Here, the force (1) acting on the cross-sectional shape of the electron beam and the force (2)
) are in the canceling direction, so the force in (1) and (
2) It is possible to balance the forces.

That is, by making the cross section of the fourth grid electrode 11a elliptical and adjusting the voltage applied to the electrode so that the best focus can be obtained at the center of the phosphor surface 5, the electron beam is made to strike the phosphor screen 5 as a perfectly circular beam spot. be able to.

As a result, the image formed on the phosphor screen can have high resolution and high quality.

Here, although the electron gun device explained in this example is an A-type electron gun device, the present invention is not limited to this, and can be applied to an in-line type electron gun device. Of course.

In this case, the electron gun located in the center is shown in Figure 3b (
However, there is no security in forming the main lens L, and there is also no security in forming the electrode 11 in an elliptical shape.

Further, in this embodiment, although the electron gun is a unipotential type electron gun having a main lens composed of a plurality of electron lenses, the present invention is not limited to this, and the electron gun of the Of course, the present invention can also be applied to an electron gun having a main lens system composed of lenses.

As explained above (according to the electron gun device according to the present invention), the electron beam can be projected onto the screen in a good shape, and each electron gun can be arranged in parallel, so the reliability of the device itself is improved. It will improve and provide better image quality.

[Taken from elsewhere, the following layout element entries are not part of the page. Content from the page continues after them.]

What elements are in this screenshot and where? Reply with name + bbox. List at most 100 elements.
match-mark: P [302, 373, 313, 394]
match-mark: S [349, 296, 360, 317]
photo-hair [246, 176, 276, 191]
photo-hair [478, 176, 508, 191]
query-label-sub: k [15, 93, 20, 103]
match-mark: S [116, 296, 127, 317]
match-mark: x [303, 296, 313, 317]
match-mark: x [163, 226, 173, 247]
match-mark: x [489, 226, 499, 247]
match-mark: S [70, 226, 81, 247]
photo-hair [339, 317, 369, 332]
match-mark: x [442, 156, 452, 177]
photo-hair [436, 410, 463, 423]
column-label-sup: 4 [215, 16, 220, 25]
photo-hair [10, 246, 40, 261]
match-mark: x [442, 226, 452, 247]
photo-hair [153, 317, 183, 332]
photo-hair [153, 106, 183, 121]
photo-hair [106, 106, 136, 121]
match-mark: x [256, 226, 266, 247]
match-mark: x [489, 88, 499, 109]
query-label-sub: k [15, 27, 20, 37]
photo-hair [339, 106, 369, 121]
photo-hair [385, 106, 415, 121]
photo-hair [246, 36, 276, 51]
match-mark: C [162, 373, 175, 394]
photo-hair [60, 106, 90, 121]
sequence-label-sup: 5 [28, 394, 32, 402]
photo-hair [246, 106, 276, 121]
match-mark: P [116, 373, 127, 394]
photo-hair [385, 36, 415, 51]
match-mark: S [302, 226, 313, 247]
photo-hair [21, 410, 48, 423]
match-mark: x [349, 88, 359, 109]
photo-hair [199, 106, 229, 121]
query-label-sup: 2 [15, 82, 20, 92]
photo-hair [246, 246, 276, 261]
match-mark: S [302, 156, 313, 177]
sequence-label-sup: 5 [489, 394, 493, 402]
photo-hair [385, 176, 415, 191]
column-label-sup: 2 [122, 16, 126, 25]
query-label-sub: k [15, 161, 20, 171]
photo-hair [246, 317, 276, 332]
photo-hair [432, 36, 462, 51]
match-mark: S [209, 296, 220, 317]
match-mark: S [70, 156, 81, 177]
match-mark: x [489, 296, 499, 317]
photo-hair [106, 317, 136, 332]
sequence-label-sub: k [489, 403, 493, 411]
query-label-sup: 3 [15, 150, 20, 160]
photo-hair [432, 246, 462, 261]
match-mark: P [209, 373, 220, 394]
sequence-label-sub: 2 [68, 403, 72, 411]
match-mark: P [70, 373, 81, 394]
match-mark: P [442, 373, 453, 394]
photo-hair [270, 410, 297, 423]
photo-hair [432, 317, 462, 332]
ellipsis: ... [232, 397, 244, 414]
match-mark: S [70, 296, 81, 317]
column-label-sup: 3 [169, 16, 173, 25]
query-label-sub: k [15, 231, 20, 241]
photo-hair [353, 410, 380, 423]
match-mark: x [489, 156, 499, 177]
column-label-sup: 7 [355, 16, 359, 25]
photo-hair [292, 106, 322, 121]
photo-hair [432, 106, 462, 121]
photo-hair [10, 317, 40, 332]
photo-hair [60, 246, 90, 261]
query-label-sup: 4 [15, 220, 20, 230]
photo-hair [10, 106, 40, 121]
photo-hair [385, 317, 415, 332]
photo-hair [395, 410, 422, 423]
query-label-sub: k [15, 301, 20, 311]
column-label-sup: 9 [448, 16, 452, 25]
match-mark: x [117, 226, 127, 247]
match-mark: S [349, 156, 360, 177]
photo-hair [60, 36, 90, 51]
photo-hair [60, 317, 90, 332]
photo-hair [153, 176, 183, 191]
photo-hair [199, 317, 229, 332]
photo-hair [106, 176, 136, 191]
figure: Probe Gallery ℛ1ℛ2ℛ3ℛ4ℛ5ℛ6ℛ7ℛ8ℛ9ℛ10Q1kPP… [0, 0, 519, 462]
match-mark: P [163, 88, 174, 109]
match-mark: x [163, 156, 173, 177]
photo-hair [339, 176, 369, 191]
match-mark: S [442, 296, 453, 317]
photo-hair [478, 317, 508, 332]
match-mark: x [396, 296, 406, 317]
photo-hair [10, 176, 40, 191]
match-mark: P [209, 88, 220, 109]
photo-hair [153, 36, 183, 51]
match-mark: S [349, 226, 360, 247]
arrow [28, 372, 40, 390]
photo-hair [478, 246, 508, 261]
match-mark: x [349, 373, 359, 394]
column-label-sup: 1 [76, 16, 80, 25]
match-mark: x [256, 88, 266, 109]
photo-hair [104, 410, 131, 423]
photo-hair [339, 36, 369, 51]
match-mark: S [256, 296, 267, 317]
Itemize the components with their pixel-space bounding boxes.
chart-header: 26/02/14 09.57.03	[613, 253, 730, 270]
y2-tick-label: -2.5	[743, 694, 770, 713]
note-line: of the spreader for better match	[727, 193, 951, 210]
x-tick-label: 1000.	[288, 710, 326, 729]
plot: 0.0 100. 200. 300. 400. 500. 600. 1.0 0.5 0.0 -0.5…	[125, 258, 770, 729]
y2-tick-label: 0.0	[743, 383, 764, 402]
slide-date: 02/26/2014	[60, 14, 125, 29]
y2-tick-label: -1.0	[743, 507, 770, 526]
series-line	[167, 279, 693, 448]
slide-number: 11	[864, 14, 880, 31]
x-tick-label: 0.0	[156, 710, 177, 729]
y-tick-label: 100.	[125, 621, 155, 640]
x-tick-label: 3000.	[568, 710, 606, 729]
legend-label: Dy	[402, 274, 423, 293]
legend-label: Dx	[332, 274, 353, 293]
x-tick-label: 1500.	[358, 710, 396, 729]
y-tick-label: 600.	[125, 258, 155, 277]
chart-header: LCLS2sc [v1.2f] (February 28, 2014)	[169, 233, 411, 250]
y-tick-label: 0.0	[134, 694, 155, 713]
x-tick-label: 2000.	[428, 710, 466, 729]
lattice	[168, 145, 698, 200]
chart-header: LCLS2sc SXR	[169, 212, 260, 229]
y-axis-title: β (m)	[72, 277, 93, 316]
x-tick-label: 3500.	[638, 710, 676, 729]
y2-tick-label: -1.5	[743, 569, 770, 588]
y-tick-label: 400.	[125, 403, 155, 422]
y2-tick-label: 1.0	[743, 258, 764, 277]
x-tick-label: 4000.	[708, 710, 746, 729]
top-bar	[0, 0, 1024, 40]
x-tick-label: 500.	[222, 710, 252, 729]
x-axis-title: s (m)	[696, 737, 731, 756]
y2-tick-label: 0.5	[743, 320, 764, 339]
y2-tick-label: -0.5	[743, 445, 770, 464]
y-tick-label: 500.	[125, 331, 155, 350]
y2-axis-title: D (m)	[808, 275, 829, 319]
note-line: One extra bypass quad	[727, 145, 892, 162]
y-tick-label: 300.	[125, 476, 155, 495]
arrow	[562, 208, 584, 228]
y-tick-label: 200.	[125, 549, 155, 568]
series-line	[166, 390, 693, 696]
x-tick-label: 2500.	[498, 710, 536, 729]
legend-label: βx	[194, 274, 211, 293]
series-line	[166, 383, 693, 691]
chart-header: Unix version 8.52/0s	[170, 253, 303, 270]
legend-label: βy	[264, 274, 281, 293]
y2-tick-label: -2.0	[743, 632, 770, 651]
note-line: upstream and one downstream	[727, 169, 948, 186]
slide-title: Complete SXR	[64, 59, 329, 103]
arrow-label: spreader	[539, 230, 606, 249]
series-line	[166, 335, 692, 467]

[Brief Description of the Drawings] Figures 1, 2, and 3 are simplified groove diagrams showing an example of a conventional electron gun device, and Figures 4 and 5 are one embodiment of an electron gun device according to the present invention. FIG. 2 is a simplified configuration diagram showing an example. 1-3, 6-8...electron gun, 4...shadow mask, 5...fluorescent surface, 10...
...Third grid electrode, 11... Fourth grid electrode, 12... Anode electrode.

Claims (1)

[Claims] 1 at least a cathode and a first grid electrode, respectively;
consisting of an electron gun having a second grid electrode, a third grid electrode, a fourth grid electrode and a fifth grid electrode, and whose central axis is arranged substantially parallel to the tube axis f of the cathode ray tube;
In addition, by tilting the opposing surfaces of the electrodes of the main lens section consisting of the electrodes after the third grid electrode of each electron gun with respect to the central axis of the electron gun, each electron beam emitted from each electron gun is directed to a fluorescent surface. In an electron gun device in which the electron beam is focused on one point on the top, in order to correct astigmatism caused by the inclination of the electrode facing surface, the cross-sectional shape of the fourth grid electrode is adjusted by the main lens section. is formed into an ellipse having a short axis in a direction bent from the central axis, and when the electrode voltage is adjusted so that each electron beam can obtain the best focus at the center of the fluorescent surface, a circular beam spot is formed. An electron gun device characterized by being designed to fire and collide.